Dave turned to the reality of making a living and prospered as first an art instructor and then a leading salesman for Electrolux. He relocated across the country numerous times establishing sales regions and building up their customer base. In 1996 he made a bold change and helped found the Xterra, the global off-road triathlon and trail running series. He has a residence in Hawaii but spends much of his time in the continental United States.
At least part of the reason he is frequently in North America is that in 2012 Dave decided the time was right to return to racing. Sportscar Vintage Racing Association (SVRA) racing and select other vintage events appeared like the way to go. Remembering his earliest days he began looking for the right MGA.
“I actually started shopping around in 2010,” Dave explains. “It wasn’t just finding the car I was comfortable with but also understanding the vintage scene. Friends had encouraged me and the more I ventured out, the more I saw the camaraderie. I knew it was right for me.”
Dave landed on a 1960 MGA in 2012. He took it to a test day at Lime Rock and promptly blew the engine. He got enough laps in to build up to speed and convince himself he could be comfortable racing a car after his long layoff of 21 years. Never discouraged, Dave sought out MG expert Kent Prather and purchased one of his motors.
“We changed out everything,” Dave shares. “We installed new brakes, brake and fuel lines, wiring, radiator.”
By this time Bob Schoeplein, a friend and the former owner of Dave’s car, had nicknamed it “Honeybee” because of its bright yellow color scheme. The nickname somehow fits with the jovial demeanor of the car’s owner – Dave likes to relax with Cuban cigars and Yuengling beers at the end of the day. On the track, the fun-loving driver who has a jiggling hula dancer figurine mounted to Honeybee’s dashboard (pictured, TOP) is all business.
Good proof of that is that results for the reconditioned Honeybee proved immediate. Dave scored a Group 1 win in just his second outing in 2013, the SVRA weekend at New Jersey Motorsports Park. Even better, he pulled it off with a last lap pass. Later he went to the SVRA event at Rockingham and won both of the weekend’s Group 1 races. He closed out the season at Virginia International Raceway (VIR) by coming home third to win the season championship for his class.
The highlight of his 2014 season was a win in the Group 1 feature race of the Lime Rock Historics. The low point came at the SVRA go at The Glen where he burned a piston.
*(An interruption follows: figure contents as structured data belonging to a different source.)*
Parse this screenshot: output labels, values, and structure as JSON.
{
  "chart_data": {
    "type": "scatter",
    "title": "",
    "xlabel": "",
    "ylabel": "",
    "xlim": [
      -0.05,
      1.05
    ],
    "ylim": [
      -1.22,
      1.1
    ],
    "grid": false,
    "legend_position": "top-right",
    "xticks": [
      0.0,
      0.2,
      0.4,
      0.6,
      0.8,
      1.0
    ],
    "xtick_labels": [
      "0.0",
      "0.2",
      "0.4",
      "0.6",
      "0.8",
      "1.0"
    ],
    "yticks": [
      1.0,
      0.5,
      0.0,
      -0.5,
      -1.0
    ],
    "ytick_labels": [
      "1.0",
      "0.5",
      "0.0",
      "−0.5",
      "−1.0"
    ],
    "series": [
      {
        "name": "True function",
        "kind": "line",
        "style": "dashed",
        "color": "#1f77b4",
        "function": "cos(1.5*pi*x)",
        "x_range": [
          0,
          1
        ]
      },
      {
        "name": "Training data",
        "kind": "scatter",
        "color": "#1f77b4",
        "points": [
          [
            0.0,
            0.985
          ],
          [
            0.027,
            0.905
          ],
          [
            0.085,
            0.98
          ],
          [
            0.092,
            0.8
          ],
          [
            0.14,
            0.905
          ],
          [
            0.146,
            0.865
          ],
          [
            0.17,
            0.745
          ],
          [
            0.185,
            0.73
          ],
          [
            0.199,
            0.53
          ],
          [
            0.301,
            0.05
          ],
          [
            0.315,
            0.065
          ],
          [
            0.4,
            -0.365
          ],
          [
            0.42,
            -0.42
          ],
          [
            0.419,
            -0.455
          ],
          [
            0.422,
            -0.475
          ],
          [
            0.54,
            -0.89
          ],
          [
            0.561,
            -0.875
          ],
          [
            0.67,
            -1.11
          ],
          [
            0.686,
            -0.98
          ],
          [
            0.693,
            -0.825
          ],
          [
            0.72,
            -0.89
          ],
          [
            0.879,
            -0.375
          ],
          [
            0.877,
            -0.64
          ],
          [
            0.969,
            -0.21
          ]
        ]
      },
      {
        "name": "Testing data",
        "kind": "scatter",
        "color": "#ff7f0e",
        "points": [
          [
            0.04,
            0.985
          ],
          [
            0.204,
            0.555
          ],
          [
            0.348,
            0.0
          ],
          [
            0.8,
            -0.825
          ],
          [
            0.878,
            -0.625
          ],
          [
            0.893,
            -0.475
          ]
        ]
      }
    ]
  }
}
Dave and Honeybee came back in 2015 with a vengeance. They scored four victories and a second in SVRA competition at Sebring, Road America and VIR. He also won all four races Honeybee was eligible for at the Lime Rock Historics. His 2016 SVRA season is off to a strong start as he enters the first Amelia Island Gran Prix with another sweep of both Group 1 contests at Sebring earlier this month.
There can be little doubt this BARC Boy is back in touch with his roots and has found a new home at the wheel of Honeybee.